At least nine Catholic priests have been “violently” abducted by the dictatorship of President Daniel Ortega and his wife, Vice President Rosario Murillo, in Nicaragua since July 26, lawyer and researcher Martha Patricia Molina reported. These priests “remain under total surveillance” by the National Police, she added.

Molina, author of the report “Nicaragua: A Persecuted Church?”, shared on X Aug. 5 a list of priests “abducted by the Sandinista dictatorship.”

There are at least nine: Monsignor Ulises Vega Matamoros, Monsignor Edgar Sacasa Sierra, Father Víctor Godoy, Father Jairo Pravia Flores, Father Marlon Velásquez, Father Jarvin Torrez, and Father Raúl Villegas, all of them from the clergy of the Diocese of Matagalpa; Friar Silvio Romero from the Diocese of Juigalpa; and Father Frutos Constantino Valle Salmerón from the Diocese of Estelí.

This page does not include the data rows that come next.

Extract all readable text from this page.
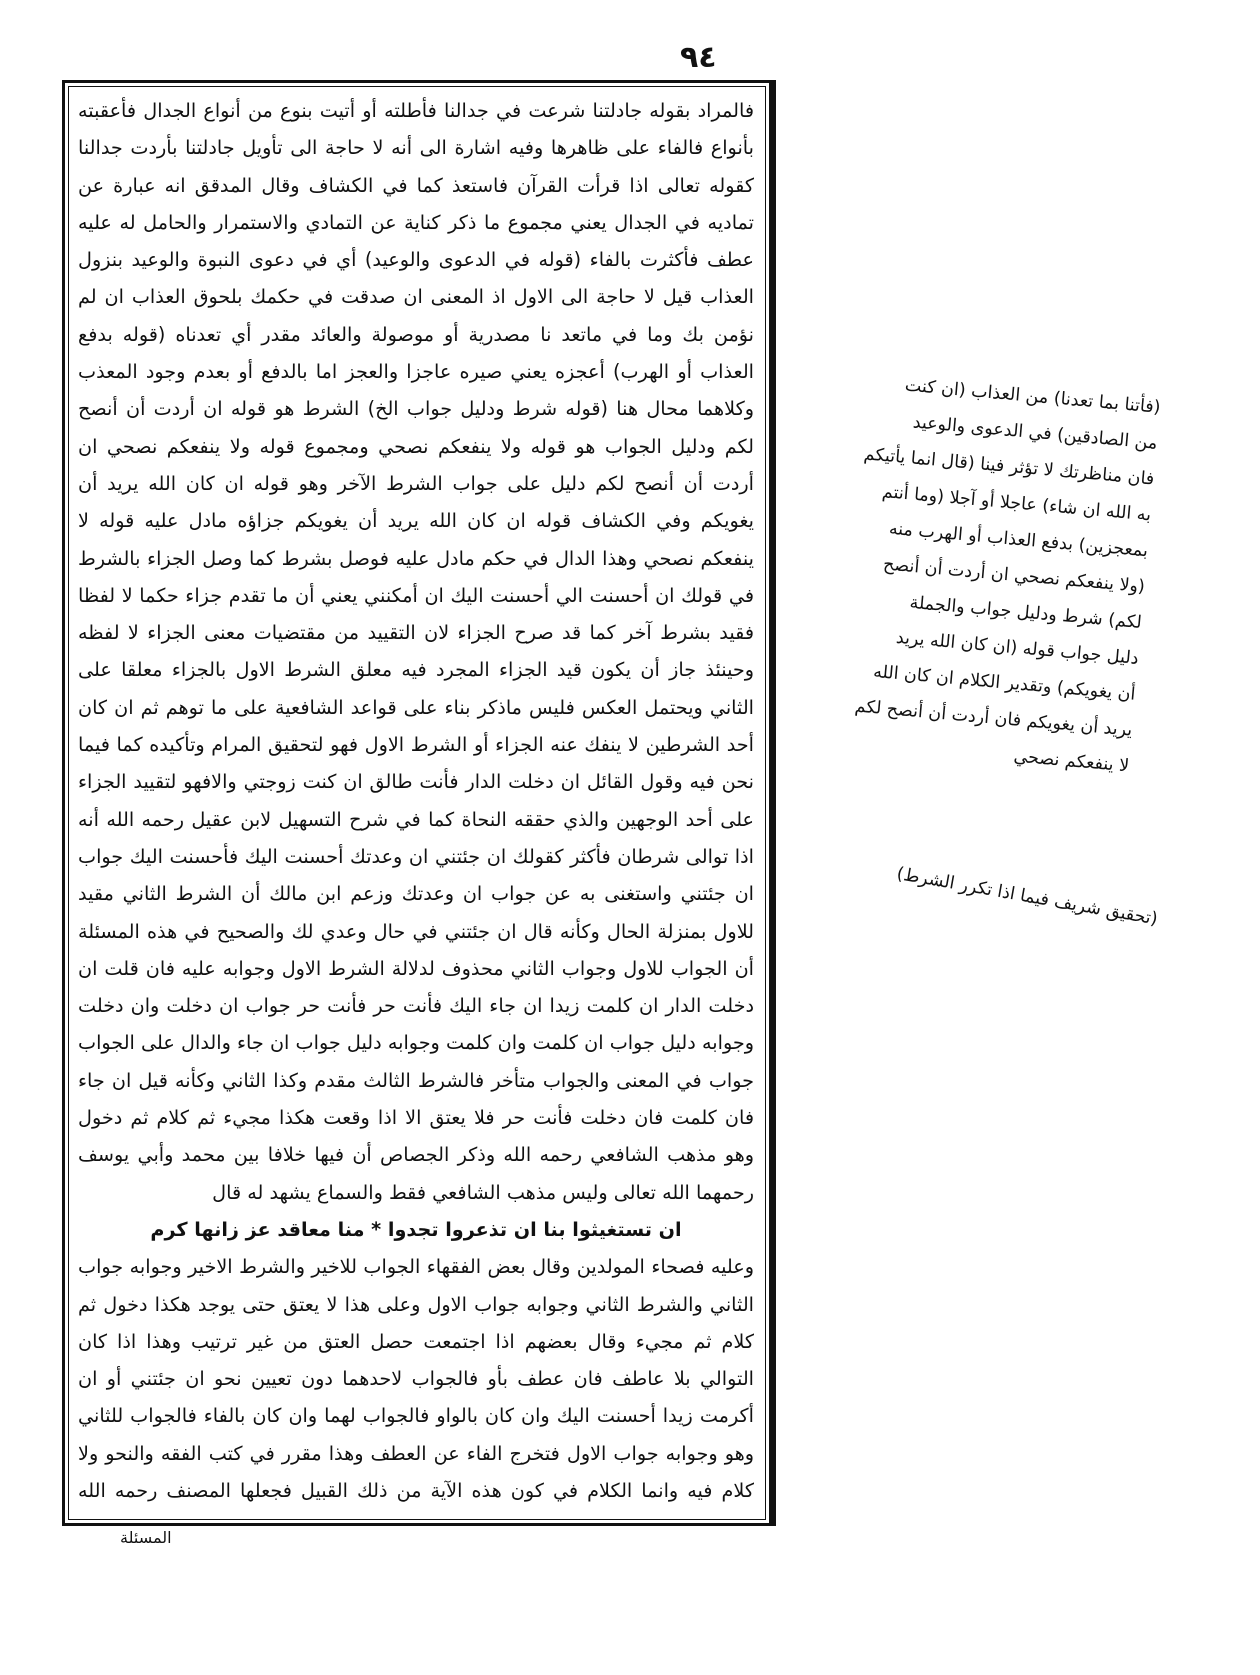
٩٤

فالمراد بقوله جادلتنا شرعت في جدالنا فأطلته أو أتيت بنوع من أنواع الجدال فأعقبته بأنواع فالفاء على ظاهرها وفيه اشارة الى أنه لا حاجة الى تأويل جادلتنا بأردت جدالنا كقوله تعالى اذا قرأت القرآن فاستعذ كما في الكشاف وقال المدقق انه عبارة عن تماديه في الجدال يعني مجموع ما ذكر كناية عن التمادي والاستمرار والحامل له عليه عطف فأكثرت بالفاء (قوله في الدعوى والوعيد) أي في دعوى النبوة والوعيد بنزول العذاب قيل لا حاجة الى الاول اذ المعنى ان صدقت في حكمك بلحوق العذاب ان لم نؤمن بك وما في ماتعد نا مصدرية أو موصولة والعائد مقدر أي تعدناه (قوله بدفع العذاب أو الهرب) أعجزه يعني صيره عاجزا والعجز اما بالدفع أو بعدم وجود المعذب وكلاهما محال هنا (قوله شرط ودليل جواب الخ) الشرط هو قوله ان أردت أن أنصح لكم ودليل الجواب هو قوله ولا ينفعكم نصحي ومجموع قوله ولا ينفعكم نصحي ان أردت أن أنصح لكم دليل على جواب الشرط الآخر وهو قوله ان كان الله يريد أن يغويكم وفي الكشاف قوله ان كان الله يريد أن يغويكم جزاؤه مادل عليه قوله لا ينفعكم نصحي وهذا الدال في حكم مادل عليه فوصل بشرط كما وصل الجزاء بالشرط في قولك ان أحسنت الي أحسنت اليك ان أمكنني يعني أن ما تقدم جزاء حكما لا لفظا فقيد بشرط آخر كما قد صرح الجزاء لان التقييد من مقتضيات معنى الجزاء لا لفظه وحينئذ جاز أن يكون قيد الجزاء المجرد فيه معلق الشرط الاول بالجزاء معلقا على الثاني ويحتمل العكس فليس ماذكر بناء على قواعد الشافعية على ما توهم ثم ان كان أحد الشرطين لا ينفك عنه الجزاء أو الشرط الاول فهو لتحقيق المرام وتأكيده كما فيما نحن فيه وقول القائل ان دخلت الدار فأنت طالق ان كنت زوجتي والافهو لتقييد الجزاء على أحد الوجهين والذي حققه النحاة كما في شرح التسهيل لابن عقيل رحمه الله أنه اذا توالى شرطان فأكثر كقولك ان جئتني ان وعدتك أحسنت اليك فأحسنت اليك جواب ان جئتني واستغنى به عن جواب ان وعدتك وزعم ابن مالك أن الشرط الثاني مقيد للاول بمنزلة الحال وكأنه قال ان جئتني في حال وعدي لك والصحيح في هذه المسئلة أن الجواب للاول وجواب الثاني محذوف لدلالة الشرط الاول وجوابه عليه فان قلت ان دخلت الدار ان كلمت زيدا ان جاء اليك فأنت حر فأنت حر جواب ان دخلت وان دخلت وجوابه دليل جواب ان كلمت وان كلمت وجوابه دليل جواب ان جاء والدال على الجواب جواب في المعنى والجواب متأخر فالشرط الثالث مقدم وكذا الثاني وكأنه قيل ان جاء فان كلمت فان دخلت فأنت حر فلا يعتق الا اذا وقعت هكذا مجيء ثم كلام ثم دخول وهو مذهب الشافعي رحمه الله وذكر الجصاص أن فيها خلافا بين محمد وأبي يوسف رحمهما الله تعالى وليس مذهب الشافعي فقط والسماع يشهد له قال

ان تستغيثوا بنا ان تذعروا تجدوا * منا معاقد عز زانها كرم

وعليه فصحاء المولدين وقال بعض الفقهاء الجواب للاخير والشرط الاخير وجوابه جواب الثاني والشرط الثاني وجوابه جواب الاول وعلى هذا لا يعتق حتى يوجد هكذا دخول ثم كلام ثم مجيء وقال بعضهم اذا اجتمعت حصل العتق من غير ترتيب وهذا اذا كان التوالي بلا عاطف فان عطف بأو فالجواب لاحدهما دون تعيين نحو ان جئتني أو ان أكرمت زيدا أحسنت اليك وان كان بالواو فالجواب لهما وان كان بالفاء فالجواب للثاني وهو وجوابه جواب الاول فتخرج الفاء عن العطف وهذا مقرر في كتب الفقه والنحو ولا كلام فيه وانما الكلام في كون هذه الآية من ذلك القبيل فجعلها المصنف رحمه الله

المسئلة

(فأتنا بما تعدنا) من العذاب (ان كنت

من الصادقين) في الدعوى والوعيد

فان مناظرتك لا تؤثر فينا (قال انما يأتيكم

به الله ان شاء) عاجلا أو آجلا (وما أنتم

بمعجزين) بدفع العذاب أو الهرب منه

(ولا ينفعكم نصحي ان أردت أن أنصح

لكم) شرط ودليل جواب والجملة

دليل جواب قوله (ان كان الله يريد

أن يغويكم) وتقدير الكلام ان كان الله

يريد أن يغويكم فان أردت أن أنصح لكم

لا ينفعكم نصحي

(تحقيق شريف فيما اذا تكرر الشرط)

In an Aug. 6 statement to ACI Prensa, CNA’s Spanish-language news partner, the Nicaraguan researcher reported that Father Salvador López of the Diocese of Matagalpa is missing, although it is not known precisely if he was also abducted by the authorities or if he tried to escape the country.

Nicaraguan media, such as Despacho505, reported on the arrest of three other priests — Father Antonio López, Father Francisco Tercero, and Fray Ramón Morras — as well as Deacon Ervin Aguirre.

Molina said the arrests began on July 26 when Valle, administrator “ad omnia” of the Diocese of Estelí, was “abducted, interrogated,” and placed under surveillance in a Catholic Church formation house.

The lawyer stated the other priests were arrested days later without any formal accusation by the authorities, since “they have not committed any crime.”

She further noted that the priests “were violently abducted and taken from their rectories in the middle of the night” and that in some cases “the property was raided and technological items were stolen.”

The lawyers said the motive for these arrests could be because Murillo and Ortega “hate everything that has to do with religion, with the Catholic faith, and mainly with the Diocese of Matagalpa, where almost the majority of these priests who were abducted belong.”

Matagalpa is the diocese of Bishop Rolando Álvarez, a human rights defender and critic of the dictatorship who was kept under house arrest for months and eventually sentenced to 26 years in prison in a controversial judicial process. He was deported in January to Rome, where he now lives in exile.

The researcher also suggested that the arrests could be “revenge” against Álvarez, “who, despite having remained silent since leaving prison, is considered by the dictatorship to be its main enemy.”

Molina pointed out that all the priests are under de facto arrest, since “there is no order from a judge stating that they are under house arrest. They are all unable to leave and unable to carry out their daily activities, as they had been doing in their respective parishes.”